The trick is that if your entire product is licensed in this manner, you are saying it is commercial software with a freemium model to try it or for organizations using it as intended internally. This can be limiting from a total addressable market perspective for the company, with large companies rolling their own and hiring their maintainers, but this is usually not an issue.
Post-acquisition integration
One piece to watch is how the culture of HashiCorp is preserved during the integration time frame post-acquisition closure. Having been acquired a few times and been a part of making acquisitions, I believe it is a super-important time for setting the proper cultural expectations. There is no way to preserve all the cultural aspects of the previously independent company.
Our perspective
Leading into Red Hat Summit and Ansiblefest this week, we expect to hear nothing about this formally. What will be very interesting are the hallway conversations with customer and their views on what this might mean for them. We believe that IBM, Red Hat and HashiCorp have a chance to continue growing into a formidable option when organizations are determining their cloud operating model with the changes going on at VMware by Broadcom.
ETR notes that “among the 850 customers citing a spending intent on VMware in this sector, Red Hat has an almost 29% shared customer overlap percentage, whereas HashiCorp has about 19% share in that same respondent sample.

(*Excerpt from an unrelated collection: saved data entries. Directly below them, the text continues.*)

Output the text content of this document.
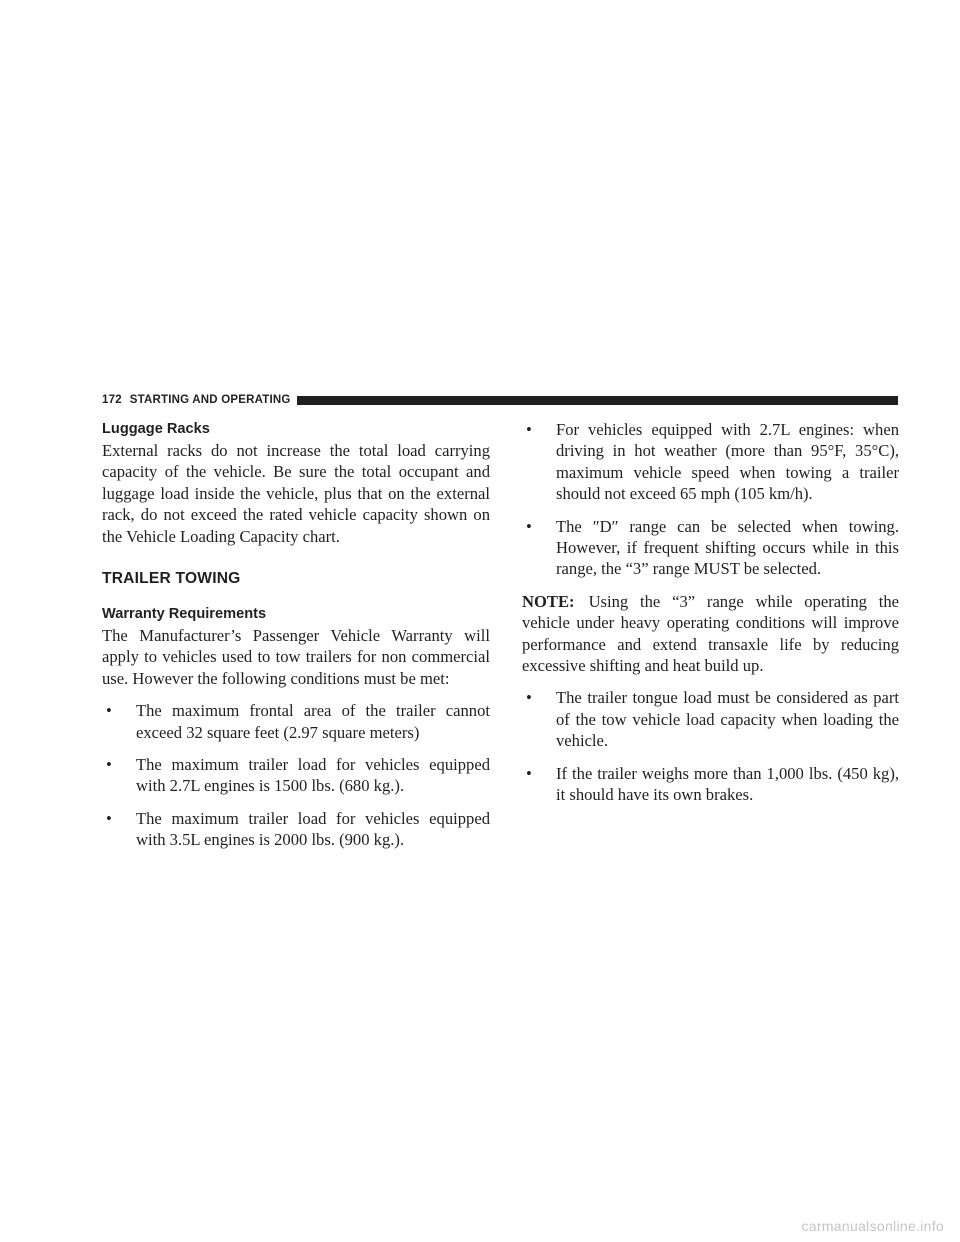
172 STARTING AND OPERATING
Luggage Racks

External racks do not increase the total load carrying capacity of the vehicle. Be sure the total occupant and luggage load inside the vehicle, plus that on the external rack, do not exceed the rated vehicle capacity shown on the Vehicle Loading Capacity chart.

TRAILER TOWING
Warranty Requirements

The Manufacturer’s Passenger Vehicle Warranty will apply to vehicles used to tow trailers for non commercial use. However the following conditions must be met:

• The maximum frontal area of the trailer cannot exceed 32 square feet (2.97 square meters)
• The maximum trailer load for vehicles equipped with 2.7L engines is 1500 lbs. (680 kg.).
• The maximum trailer load for vehicles equipped with 3.5L engines is 2000 lbs. (900 kg.).
• For vehicles equipped with 2.7L engines: when driving in hot weather (more than 95°F, 35°C), maximum vehicle speed when towing a trailer should not exceed 65 mph (105 km/h).
• The ″D″ range can be selected when towing. However, if frequent shifting occurs while in this range, the “3” range MUST be selected.

NOTE: Using the “3” range while operating the vehicle under heavy operating conditions will improve performance and extend transaxle life by reducing excessive shifting and heat build up.

• The trailer tongue load must be considered as part of the tow vehicle load capacity when loading the vehicle.
• If the trailer weighs more than 1,000 lbs. (450 kg), it should have its own brakes.
carmanualsonline.info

However, according to ETR’s April 26 blog post, HashiCorp’s spending intentions are materially higher among VMware customers than they are with Red Hat, with a 43% shared Net Score versus 34% for Red Hat. Both are healthy Net Score levels, but HashiCorp’s 40%+ shared Net Score shows particular strength and demonstrates the opportunity to take any share in this market that becomes available due to the VMware acquisition by Broadcom and additional channel partnership turmoil that has happened.
Although we think it is early days for replatforming from ESX to OpenShift Virtualization via the KubeVirt project, we expect this to continue to be a thorn in VMware’s side. But we expect some very large customers to be on display this coming week at the Red Hat Summit. One of the pieces that was missing for Red Hat and IBM was the day zero operations. And HashiCorp absolutely plugs that hole and more. IBM has really focused on becoming the software and services cloud-operating-model arms dealer across all clouds, be it hyperscale, hybrid or private.

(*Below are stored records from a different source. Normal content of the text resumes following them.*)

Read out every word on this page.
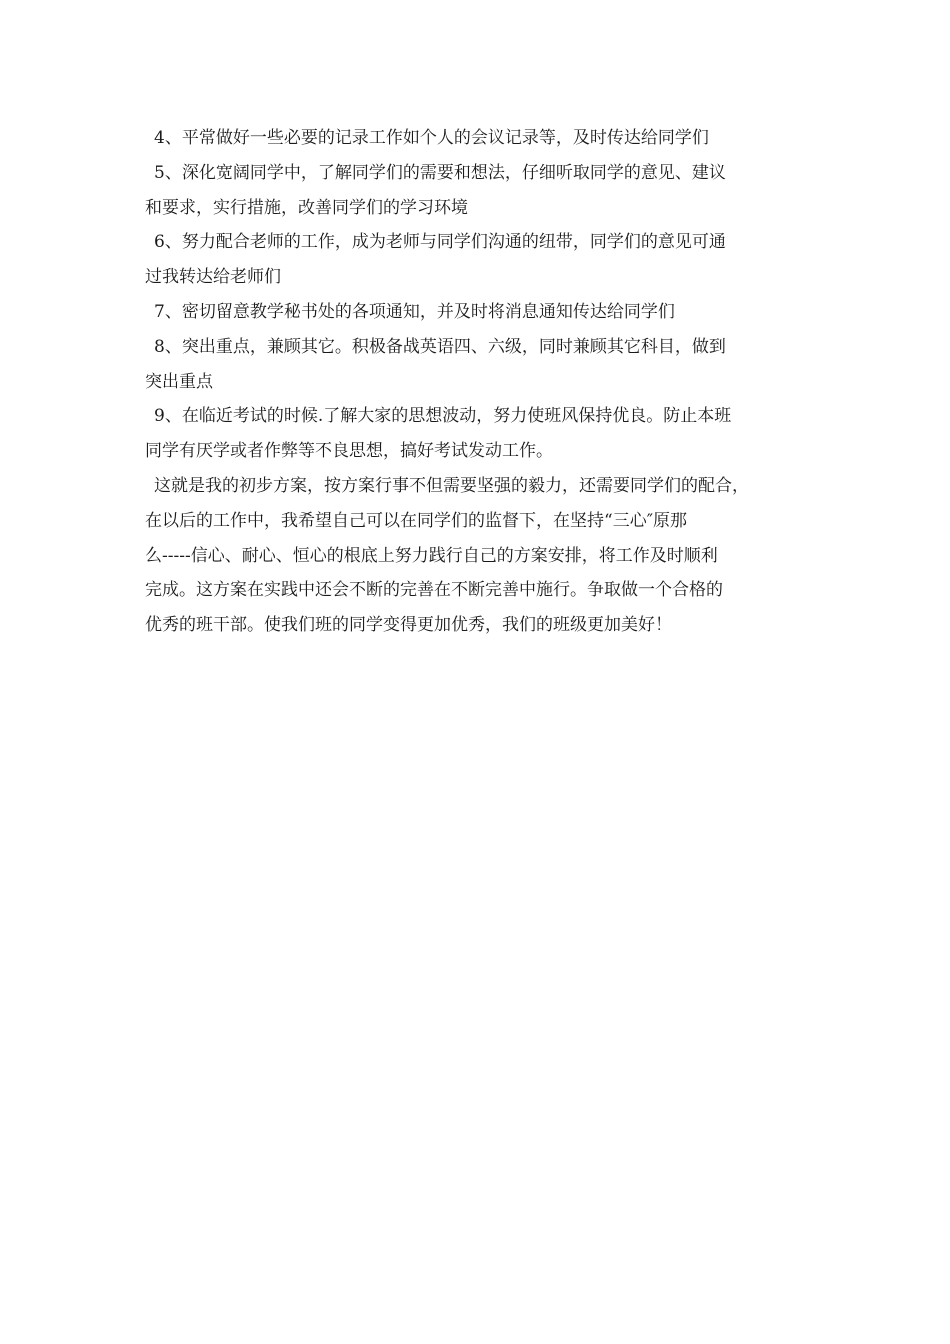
4、平常做好一些必要的记录工作如个人的会议记录等，及时传达给同学们
5、深化宽阔同学中，了解同学们的需要和想法，仔细听取同学的意见、建议
和要求，实行措施，改善同学们的学习环境
6、努力配合老师的工作，成为老师与同学们沟通的纽带，同学们的意见可通
过我转达给老师们
7、密切留意教学秘书处的各项通知，并及时将消息通知传达给同学们
8、突出重点，兼顾其它。积极备战英语四、六级，同时兼顾其它科目，做到
突出重点
9、在临近考试的时候.了解大家的思想波动，努力使班风保持优良。防止本班
同学有厌学或者作弊等不良思想，搞好考试发动工作。
这就是我的初步方案，按方案行事不但需要坚强的毅力，还需要同学们的配合，
在以后的工作中，我希望自己可以在同学们的监督下，在坚持“三心″原那
么-----信心、耐心、恒心的根底上努力践行自己的方案安排，将工作及时顺利
完成。这方案在实践中还会不断的完善在不断完善中施行。争取做一个合格的
优秀的班干部。使我们班的同学变得更加优秀，我们的班级更加美好！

We are in “wait and see” mode regarding licensing, and we would say that most HashiCorp customers will be, too. We see both sides of the argument but do expect some changes. We doubt that Terraform will go back for MLP or to an Apache license that would be required for entry into the Cloud Native Computing Foundation. That being said, we believe there will be changes here, and some parts may return to a more permissive open-source license, just not everything.